Anyway, all that to say that I didn’t want to start every post in this challenge by saying “last year when I talked about this” — but I wanted to be able to reiterate I love Maximilian Veers and also to emphasize that I have loads of favorite Imps because frankly I just love the Empire. I’m a devoted loyalist. I don’t deny that there were evil imperials, like Tarkin and Palpatine. There were less-than-honorable rebels, too, you know. All that to say I’m still trying to decide who to regale you with this week! We all know I have a special weakness for the military officers. I love an Imperial uniform. And the navy is my jam. So I see I’m presenting you with . . .
Yes, his first name is Firmus, and I would be lying if I could tell you I didn’t think he and Captain Needa were the same person the first 12 times I watched ESB. They just look very similar. In fact, I considered making Needa my favorite member of the Empire — because there is a man who demonstrates every admirable trait of the Empire, sacrificing himself in order to save his crew when the unthinkable occurs. I’ve often thought it was half suicide of him to insist on apologizing for something that wasn’t his fault, in person, to Vader, but it doesn’t seem outside the realm of possibility that Vader would have had the Avenger destroyed if Needa had not presented himself as a target. Therefore, I admire him greatly. However, Piett has the larger role.

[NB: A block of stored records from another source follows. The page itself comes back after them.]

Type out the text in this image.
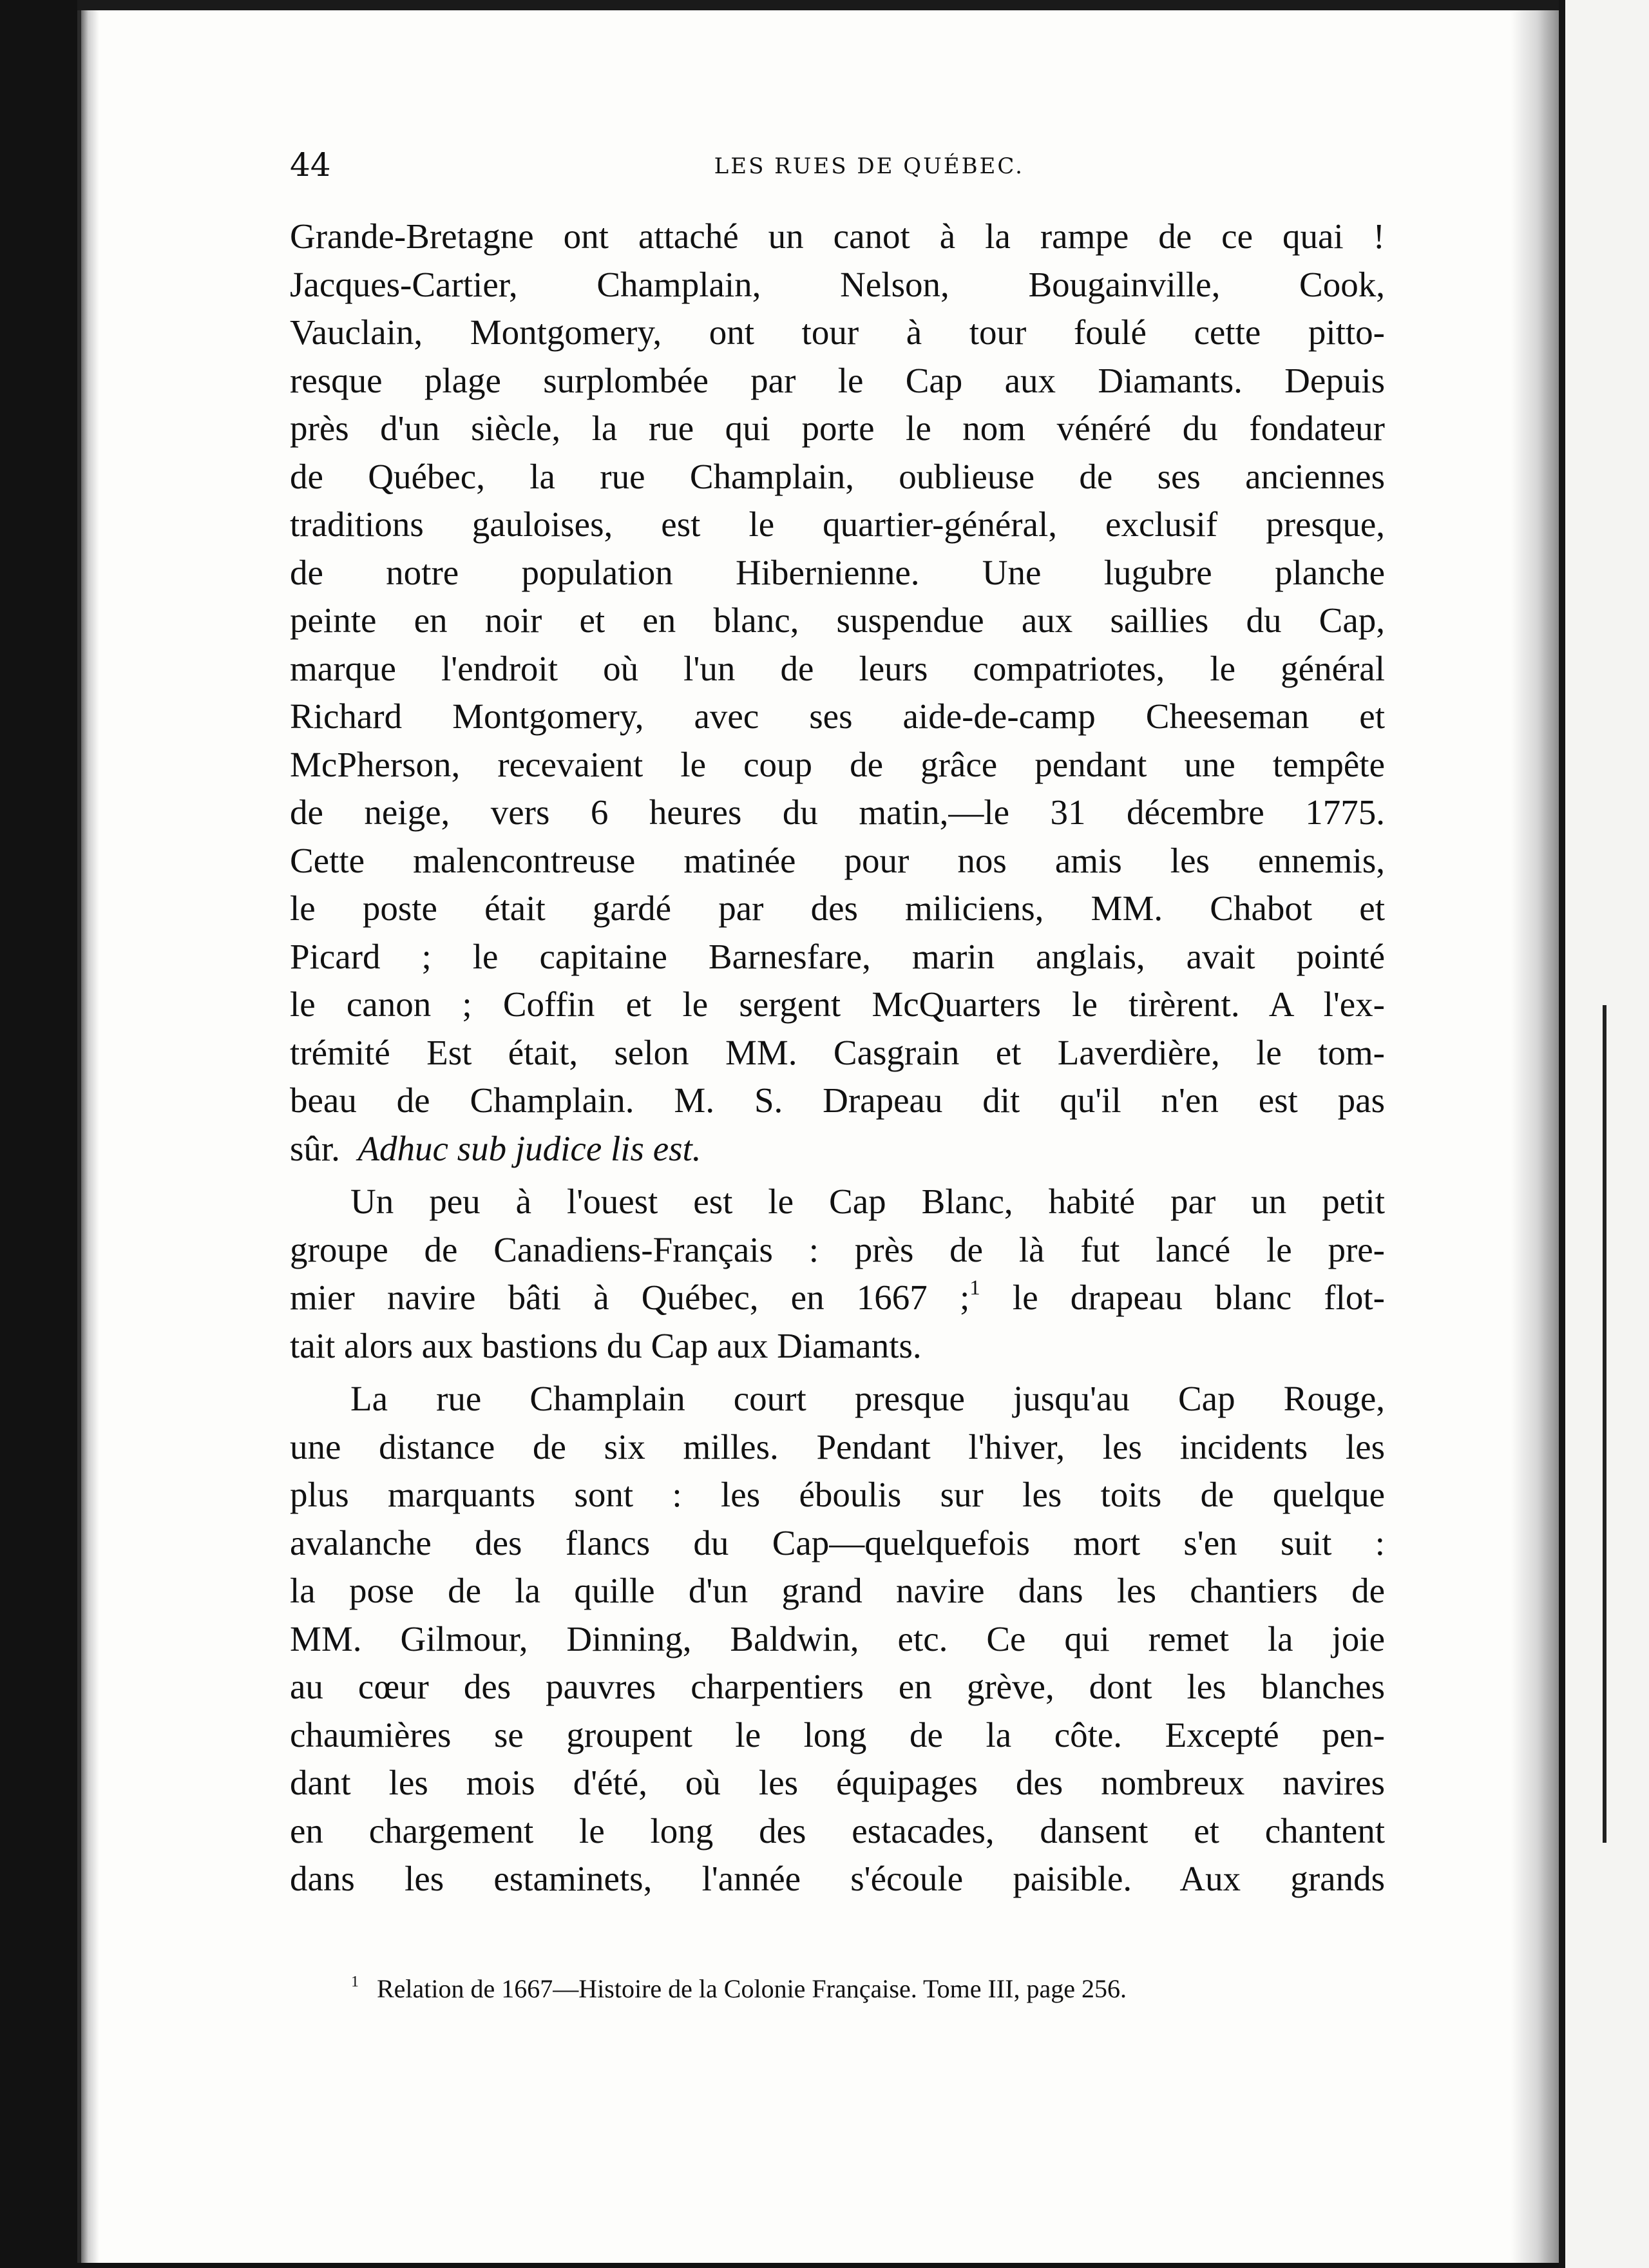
44	LES RUES DE QUÉBEC.
Grande-Bretagne ont attaché un canot à la rampe de ce quai !
Jacques-Cartier, Champlain, Nelson, Bougainville, Cook,
Vauclain, Montgomery, ont tour à tour foulé cette pitto-
resque plage surplombée par le Cap aux Diamants. Depuis
près d'un siècle, la rue qui porte le nom vénéré du fondateur
de Québec, la rue Champlain, oublieuse de ses anciennes
traditions gauloises, est le quartier-général, exclusif presque,
de notre population Hibernienne. Une lugubre planche
peinte en noir et en blanc, suspendue aux saillies du Cap,
marque l'endroit où l'un de leurs compatriotes, le général
Richard Montgomery, avec ses aide-de-camp Cheeseman et
McPherson, recevaient le coup de grâce pendant une tempête
de neige, vers 6 heures du matin,—le 31 décembre 1775.
Cette malencontreuse matinée pour nos amis les ennemis,
le poste était gardé par des miliciens, MM. Chabot et
Picard ; le capitaine Barnesfare, marin anglais, avait pointé
le canon ; Coffin et le sergent McQuarters le tirèrent. A l'ex-
trémité Est était, selon MM. Casgrain et Laverdière, le tom-
beau de Champlain. M. S. Drapeau dit qu'il n'en est pas
sûr. Adhuc sub judice lis est.
Un peu à l'ouest est le Cap Blanc, habité par un petit
groupe de Canadiens-Français : près de là fut lancé le pre-
mier navire bâti à Québec, en 1667 ;$^1$ le drapeau blanc flot-
tait alors aux bastions du Cap aux Diamants.
La rue Champlain court presque jusqu'au Cap Rouge,
une distance de six milles. Pendant l'hiver, les incidents les
plus marquants sont : les éboulis sur les toits de quelque
avalanche des flancs du Cap—quelquefois mort s'en suit :
la pose de la quille d'un grand navire dans les chantiers de
MM. Gilmour, Dinning, Baldwin, etc. Ce qui remet la joie
au cœur des pauvres charpentiers en grève, dont les blanches
chaumières se groupent le long de la côte. Excepté pen-
dant les mois d'été, où les équipages des nombreux navires
en chargement le long des estacades, dansent et chantent
dans les estaminets, l'année s'écoule paisible. Aux grands
$^1$ Relation de 1667—Histoire de la Colonie Française. Tome III, page 256.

Apart from having a last name very similar to Piatt, as in the historical family homes that I worked in as a guide for a few years, Piett is awesome for other reasons. He was the longest-surviving admiral under Vader’s command, and pretty much the only imperial officer to appear in both ESB and ROTJ.
Piett was born on Axxila and began his naval career early, first in an anti-pirate militia in his home sector. His humble backwater background made progress difficult, and he was cautious about the rapid promotions granted him by the fact that Vader liked to kill those under his command. Being a member of the elite squad assigned to Vader was a dubious honor at best, and becoming admiral in this unorthodox way was not exactly something to be proud of.

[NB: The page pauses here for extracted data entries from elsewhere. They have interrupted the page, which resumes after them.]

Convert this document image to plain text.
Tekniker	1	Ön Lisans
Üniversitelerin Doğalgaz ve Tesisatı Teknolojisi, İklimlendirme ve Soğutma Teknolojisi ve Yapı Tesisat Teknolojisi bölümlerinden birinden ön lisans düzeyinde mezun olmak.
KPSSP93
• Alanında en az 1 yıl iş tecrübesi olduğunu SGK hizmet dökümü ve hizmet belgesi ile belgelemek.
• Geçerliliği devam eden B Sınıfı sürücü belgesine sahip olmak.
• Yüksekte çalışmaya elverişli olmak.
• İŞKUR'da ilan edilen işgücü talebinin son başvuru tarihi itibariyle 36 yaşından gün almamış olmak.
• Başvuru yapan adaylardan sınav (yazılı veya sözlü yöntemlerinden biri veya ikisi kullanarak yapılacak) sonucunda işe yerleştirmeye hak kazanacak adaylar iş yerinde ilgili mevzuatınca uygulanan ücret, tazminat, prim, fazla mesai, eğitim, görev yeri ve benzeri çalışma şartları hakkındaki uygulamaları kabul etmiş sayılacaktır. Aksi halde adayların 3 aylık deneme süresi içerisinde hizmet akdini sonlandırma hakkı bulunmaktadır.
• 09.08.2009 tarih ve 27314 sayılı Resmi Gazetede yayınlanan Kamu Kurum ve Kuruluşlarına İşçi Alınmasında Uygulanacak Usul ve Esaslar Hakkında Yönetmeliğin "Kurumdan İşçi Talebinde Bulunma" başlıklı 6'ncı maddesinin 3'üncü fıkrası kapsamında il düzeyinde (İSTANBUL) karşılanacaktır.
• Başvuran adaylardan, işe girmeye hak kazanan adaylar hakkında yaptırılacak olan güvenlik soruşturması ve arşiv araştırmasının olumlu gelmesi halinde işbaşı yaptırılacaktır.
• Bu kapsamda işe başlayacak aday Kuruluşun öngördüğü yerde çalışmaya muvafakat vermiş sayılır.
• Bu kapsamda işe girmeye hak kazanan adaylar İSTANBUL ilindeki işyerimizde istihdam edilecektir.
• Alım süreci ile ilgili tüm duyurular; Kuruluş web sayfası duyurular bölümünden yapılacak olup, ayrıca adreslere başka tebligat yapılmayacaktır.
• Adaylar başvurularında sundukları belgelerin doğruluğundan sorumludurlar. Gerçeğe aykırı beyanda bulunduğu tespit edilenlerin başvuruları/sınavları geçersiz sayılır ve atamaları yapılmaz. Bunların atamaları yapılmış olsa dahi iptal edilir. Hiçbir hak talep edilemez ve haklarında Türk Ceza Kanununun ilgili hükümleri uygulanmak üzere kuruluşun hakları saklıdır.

He managed to survive Vader’s wrath, demonstrating intelligence in battle, shrewd cunning, and extreme diplomacy necessary to navigate Vader’s moods. Although convinced his death was at hand when the Millennium Falcon escaped them yet again, Piett escaped and never let himself get too at ease with his position — a mistake Ozzel had made.

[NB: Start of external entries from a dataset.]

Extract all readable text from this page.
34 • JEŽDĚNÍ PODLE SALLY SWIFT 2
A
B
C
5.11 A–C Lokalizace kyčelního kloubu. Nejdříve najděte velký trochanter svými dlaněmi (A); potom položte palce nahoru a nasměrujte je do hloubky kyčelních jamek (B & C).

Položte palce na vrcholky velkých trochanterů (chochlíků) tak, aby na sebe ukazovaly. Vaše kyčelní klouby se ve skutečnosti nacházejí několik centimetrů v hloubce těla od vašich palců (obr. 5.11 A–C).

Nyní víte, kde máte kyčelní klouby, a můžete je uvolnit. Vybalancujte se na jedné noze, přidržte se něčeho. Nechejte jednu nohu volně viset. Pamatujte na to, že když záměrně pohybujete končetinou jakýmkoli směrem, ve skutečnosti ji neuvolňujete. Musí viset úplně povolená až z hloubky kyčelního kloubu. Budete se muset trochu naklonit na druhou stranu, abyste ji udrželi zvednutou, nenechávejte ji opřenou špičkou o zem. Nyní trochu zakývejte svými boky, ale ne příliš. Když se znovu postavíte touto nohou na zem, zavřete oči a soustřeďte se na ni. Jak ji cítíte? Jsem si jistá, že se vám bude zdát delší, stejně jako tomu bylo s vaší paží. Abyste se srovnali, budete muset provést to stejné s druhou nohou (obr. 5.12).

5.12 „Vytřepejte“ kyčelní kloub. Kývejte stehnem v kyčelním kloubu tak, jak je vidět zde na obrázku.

Generally, I find Firmus Piett capable, intelligent, and all that top quality admiral stuff. I imagine that he and Veers had a close relationship, and that they would knock back some drinks together when they got some time off. The Executor was his baby, not Vader’s, and half the sadness of seeing a ship that gorgeous go down is knowing that he died with her. It’s so wasteful! If they hadn’t been that close to the Death Star, they would have survived. It was just losing control and getting pulled into the gravity well that did it. Oh, I can’t talk about this; it still chokes me up.
Piett was played by Kenneth Colley, a distinguished British actor born in 1937. In conclusion, while this site is not highly accurate, it brought a smile to my face, so enjoy the Piett Dossier, why don’t you? It includes every line of dialogue spoken by Piett in both films.